O momento fascista como plenitude da contemporaneidade
Em escala global, a Rússia, como uma região semiperiférica, tornou-se o elo mais fraco do capitalismo neoliberal e foi a primeira a perceber sua tendência latente à facistalização. Essa tendência, que combina a tensão entre o interior e o exterior que descrevi, é tanto uma aceleração do capitalismo neoliberal quanto uma espécie de crítica a ele. O ressentimento antiocidental, que é um dos principais temas da propaganda putinista, geralmente inclui uma crítica ao neoliberalismo radical, no qual o coletivismo específico do povo russo é contrastado com o individualismo ocidental. De forma semelhante, os populistas europeus de direita denunciam as elites globalistas que destroem os estilos de vida estabelecidos das pessoas comuns. Entretanto, o fascismo da primeira metade do século XX foi ainda mais radical: atacou diretamente o capitalismo plutocrático e ofereceu uma alternativa na forma de uma comunidade popular-corporativa capaz de superar os conflitos de classe.

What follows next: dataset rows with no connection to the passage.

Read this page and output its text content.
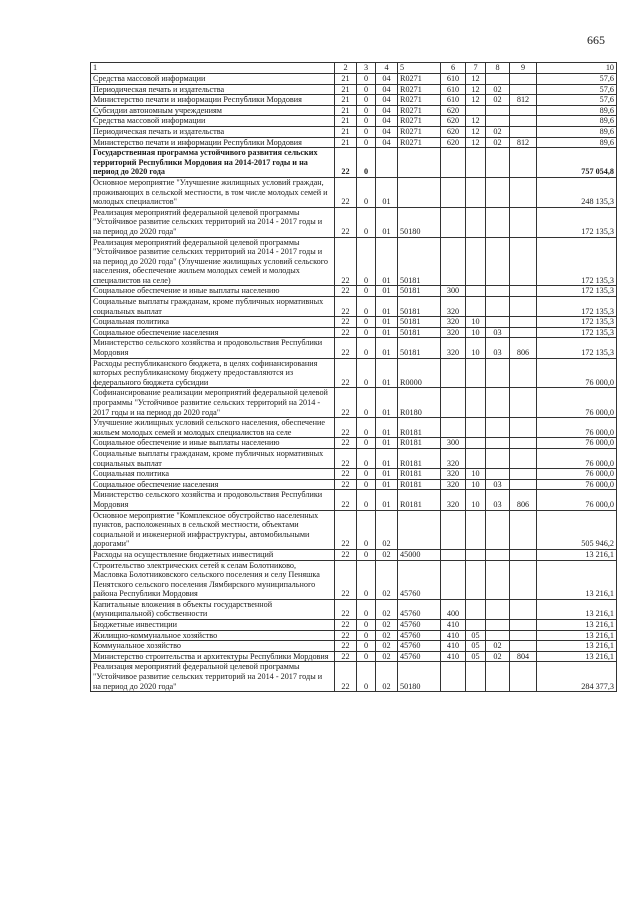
665
1	2	3	4	5	6	7	8	9	10
Средства массовой информации	21	0	04	R0271	610	12			57,6
Периодическая печать и издательства	21	0	04	R0271	610	12	02		57,6
Министерство печати и информации Республики Мордовия	21	0	04	R0271	610	12	02	812	57,6
Субсидии автономным учреждениям	21	0	04	R0271	620				89,6
Средства массовой информации	21	0	04	R0271	620	12			89,6
Периодическая печать и издательства	21	0	04	R0271	620	12	02		89,6
Министерство печати и информации Республики Мордовия	21	0	04	R0271	620	12	02	812	89,6
Государственная программа устойчивого развития сельских территорий Республики Мордовия на 2014-2017 годы и на период до 2020 года	22	0							757 054,8
Основное мероприятие "Улучшение жилищных условий граждан, проживающих в сельской местности, в том числе молодых семей и молодых специалистов"	22	0	01						248 135,3
Реализация мероприятий федеральной целевой программы "Устойчивое развитие сельских территорий на 2014 - 2017 годы и на период до 2020 года"	22	0	01	50180					172 135,3
Реализация мероприятий федеральной целевой программы "Устойчивое развитие сельских территорий на 2014 - 2017 годы и на период до 2020 года" (Улучшение жилищных условий сельского населения, обеспечение жильем молодых семей и молодых специалистов на селе)	22	0	01	50181					172 135,3
Социальное обеспечение и иные выплаты населению	22	0	01	50181	300				172 135,3
Социальные выплаты гражданам, кроме публичных нормативных социальных выплат	22	0	01	50181	320				172 135,3
Социальная политика	22	0	01	50181	320	10			172 135,3
Социальное обеспечение населения	22	0	01	50181	320	10	03		172 135,3
Министерство сельского хозяйства и продовольствия Республики Мордовия	22	0	01	50181	320	10	03	806	172 135,3
Расходы республиканского бюджета, в целях софинансирования которых республиканскому бюджету предоставляются из федерального бюджета субсидии	22	0	01	R0000					76 000,0
Софинансирование реализации мероприятий федеральной целевой программы "Устойчивое развитие сельских территорий на 2014 - 2017 годы и на период до 2020 года"	22	0	01	R0180					76 000,0
Улучшение жилищных условий сельского населения, обеспечение жильем молодых семей и молодых специалистов на селе	22	0	01	R0181					76 000,0
Социальное обеспечение и иные выплаты населению	22	0	01	R0181	300				76 000,0
Социальные выплаты гражданам, кроме публичных нормативных социальных выплат	22	0	01	R0181	320				76 000,0
Социальная политика	22	0	01	R0181	320	10			76 000,0
Социальное обеспечение населения	22	0	01	R0181	320	10	03		76 000,0
Министерство сельского хозяйства и продовольствия Республики Мордовия	22	0	01	R0181	320	10	03	806	76 000,0
Основное мероприятие "Комплексное обустройство населенных пунктов, расположенных в сельской местности, объектами социальной и инженерной инфраструктуры, автомобильными дорогами"	22	0	02						505 946,2
Расходы на осуществление бюджетных инвестиций	22	0	02	45000					13 216,1
Строительство электрических сетей к селам Болотниково, Масловка Болотниковского сельского поселения и селу Пеняшка Пенятского сельского поселения Лямбирского муниципального района Республики Мордовия	22	0	02	45760					13 216,1
Капитальные вложения в объекты государственной (муниципальной) собственности	22	0	02	45760	400				13 216,1
Бюджетные инвестиции	22	0	02	45760	410				13 216,1
Жилищно-коммунальное хозяйство	22	0	02	45760	410	05			13 216,1
Коммунальное хозяйство	22	0	02	45760	410	05	02		13 216,1
Министерство строительства и архитектуры Республики Мордовия	22	0	02	45760	410	05	02	804	13 216,1
Реализация мероприятий федеральной целевой программы "Устойчивое развитие сельских территорий на 2014 - 2017 годы и на период до 2020 года"	22	0	02	50180					284 377,3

O momento fascista de hoje emerge do perpétuo presente neoliberal e difere do fascismo clássico por sua total falta de um horizonte utópico, mesmo que tenha sido reacionário por natureza. No entanto, assim como um século atrás, o fascismo nasceu da falta de sincronicidade do capitalismo, da coexistência de diferentes experiências de tempo dentro da mesma realidade. Como Ernst Bloch demonstrou, o nazismo alemão foi o instrumento de grupos sociais intermediários que não se encaixavam na modernidade, cujas visões de mundo eram aparentemente atrasadas em relação ao seu próprio tempo, para entrar na arena política6/. No entanto, esse atraso não é apenas uma parte legítima de uma contemporaneidade organizada de forma complexa, mas também é capaz de tomar as rédeas de suas tendências internas que permaneceram ocultas.

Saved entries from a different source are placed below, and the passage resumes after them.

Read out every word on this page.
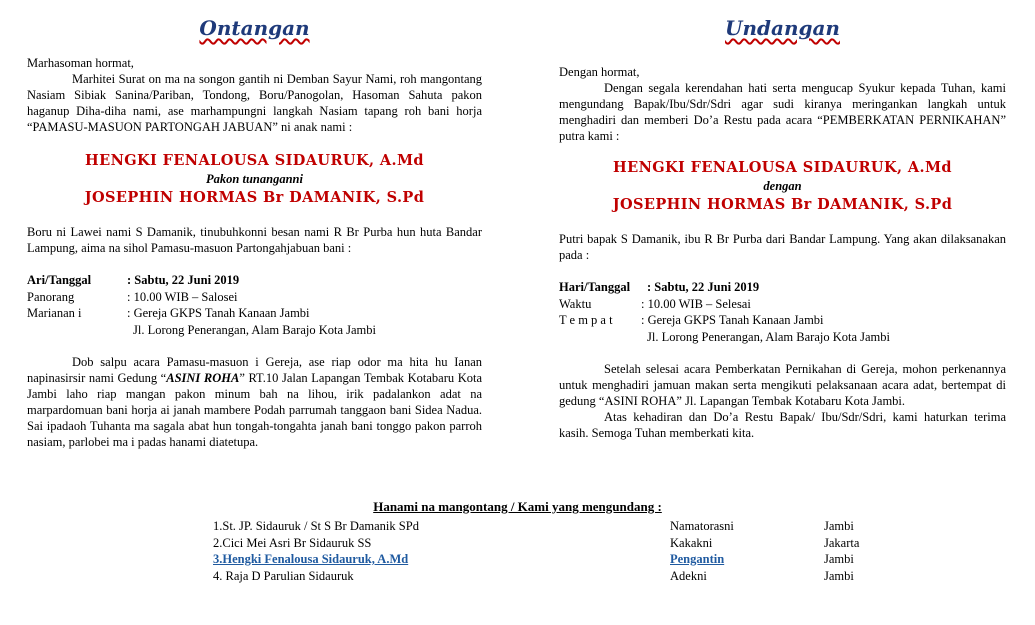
Ontangan

Marhasoman hormat,

Marhitei Surat on ma na songon gantih ni Demban Sayur Nami, roh mangontang Nasiam Sibiak Sanina/Pariban, Tondong, Boru/Panogolan, Hasoman Sahuta pakon haganup Diha-diha nami, ase marhampungni langkah Nasiam tapang roh bani horja “PAMASU-MASUON PARTONGAH JABUAN” ni anak nami :

HENGKI FENALOUSA SIDAURUK, A.Md
Pakon tunanganni
JOSEPHIN HORMAS Br DAMANIK, S.Pd

Boru ni Lawei nami S Damanik, tinubuhkonni besan nami R Br Purba hun huta Bandar Lampung, aima na sihol Pamasu-masuon Partongahjabuan bani :

Ari/Tanggal	: Sabtu, 22 Juni 2019
Panorang	: 10.00 WIB – Salosei
Marianan i	: Gereja GKPS Tanah Kanaan Jambi
Jl. Lorong Penerangan, Alam Barajo Kota Jambi

Dob salpu acara Pamasu-masuon i Gereja, ase riap odor ma hita hu Ianan napinasirsir nami Gedung “ASINI ROHA” RT.10 Jalan Lapangan Tembak Kotabaru Kota Jambi laho riap mangan pakon minum bah na lihou, irik padalankon adat na marpardomuan bani horja ai janah mambere Podah parrumah tanggaon bani Sidea Nadua. Sai ipadaoh Tuhanta ma sagala abat hun tongah-tongahta janah bani tonggo pakon parroh nasiam, parlobei ma i padas hanami diatetupa.

Undangan

Dengan hormat,

Dengan segala kerendahan hati serta mengucap Syukur kepada Tuhan, kami mengundang Bapak/Ibu/Sdr/Sdri agar sudi kiranya meringankan langkah untuk menghadiri dan memberi Do’a Restu pada acara “PEMBERKATAN PERNIKAHAN” putra kami :

HENGKI FENALOUSA SIDAURUK, A.Md
dengan
JOSEPHIN HORMAS Br DAMANIK, S.Pd

Putri bapak S Damanik, ibu R Br Purba dari Bandar Lampung. Yang akan dilaksanakan pada :

Hari/Tanggal	: Sabtu, 22 Juni 2019
Waktu	: 10.00 WIB – Selesai
T e m p a t	: Gereja GKPS Tanah Kanaan Jambi
Jl. Lorong Penerangan, Alam Barajo Kota Jambi

Setelah selesai acara Pemberkatan Pernikahan di Gereja, mohon perkenannya untuk menghadiri jamuan makan serta mengikuti pelaksanaan acara adat, bertempat di gedung “ASINI ROHA” Jl. Lapangan Tembak Kotabaru Kota Jambi.

Atas kehadiran dan Do’a Restu Bapak/ Ibu/Sdr/Sdri, kami haturkan terima kasih. Semoga Tuhan memberkati kita.

Hanami na mangontang / Kami yang mengundang :
1.St. JP. Sidauruk / St S Br Damanik SPd	Namatorasni	Jambi
2.Cici Mei Asri Br Sidauruk SS	Kakakni	Jakarta
3.Hengki Fenalousa Sidauruk, A.Md	Pengantin	Jambi
4. Raja D Parulian Sidauruk	Adekni	Jambi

Hoje, a extrema direita, com seus apelos para recuperar a harmonia perdida do Estado-nação, é tanto uma reação às contradições do capitalismo neoliberal quanto uma expressão de sua cultura dominante. Nossa contemporaneidade contingente se manifesta em sua totalidade na medida em que traz à tona tudo o que foi anteriormente deslocado, tudo o que foi recentemente tratado como arcaico e uma relíquia do passado.
Há duas décadas, a cultura liberal dominante do Ocidente descreveu a crítica da direita à globalização como uma ameaça à soberania nacional, como uma tentativa impotente de impedir o advento de um futuro no qual não haveria barreiras à livre circulação de bens e pessoas. Hoje podemos afirmar que a globalização neoliberal provou ser um estágio no caminho para a desglobalização e a extensão da lógica da concorrência de mercado para o nível dos países em um novo e maravilhoso mundo multipolar.
A Rússia pós-soviética, que foi o campo de testes das reformas radicais de mercado na década de 1990, sintetizou a conveniência neoliberal definitiva e sua ideologia reacionária e iliberal sob o disfarce de um regime neofascista. Esse regime não oferece ao mundo um projeto alternativo, nem abre o horizonte para um futuro compartilhado, ainda que aterrorizante. Pelo contrário, ele está totalmente enraizado no presente como um espetáculo interminável de terror e condensa o momento fascista do mundo.